Ever since its publication by Francisque Michel for the Société de l’Histoire de France in 1840, the Old French prose history of the dukes of Normandy translated here has been recognized as an important source for the history of Normandy, England, Flanders, and Capetian France. Its unnamed author is customarily referred to as the ‘Anonymous of Béthune’ because of the prominence in the narrative of the lords of Béthune (dépt. Pas-de-Calais), who were ‘advocates’ (lay protectors) of Arras but also major landowners in England between the eleventh and mid-thirteenth centuries. The same writer is believed to have been the author of a vernacular prose history of the kings of France, usually called the Chronique des Rois de France, which was partly published by Léopold Delisle in 1904. The two Béthune texts reworked and continued two French texts from the beginning of the thirteenth century, known, respectively, as the Chronique de Normandie and the Geste de France, which in turn drew upon and embellished older Latin texts—respectively, in the traditions of Norman and pro-Capetian historical writing. Despite their wealth of original detail, historians have been hesitant to use the two Béthune histories as historical sources.

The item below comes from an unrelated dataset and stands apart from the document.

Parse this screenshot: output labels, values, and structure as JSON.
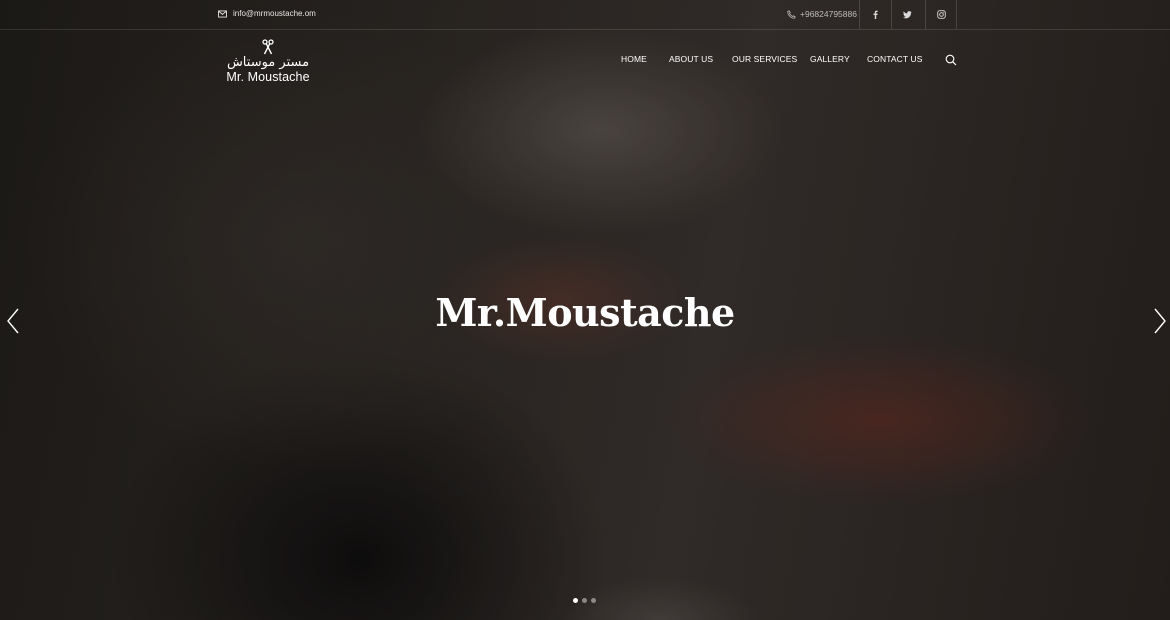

In part, this is due to their genre: vernacular texts, whether in prose or verse, have often been treated with suspicion by medieval historians trained in the use of Latin chronicles, and the relationship between the many vernacular histories from this period is also problematic. Yet there can be no doubt that the lack of either a modern critical edition or an English translation of the Anonymous Norman history has also hindered its use, and so the present work, published in Routledge’s Crusade Texts in Translation series, is very welcome indeed. The translation, using the 1840 edition, was drafted by the distinguished translator Janet Shirley, who died in 2017, but it is Paul Webster who has prepared it for publication, with extensive historical notes and a scholarly introduction.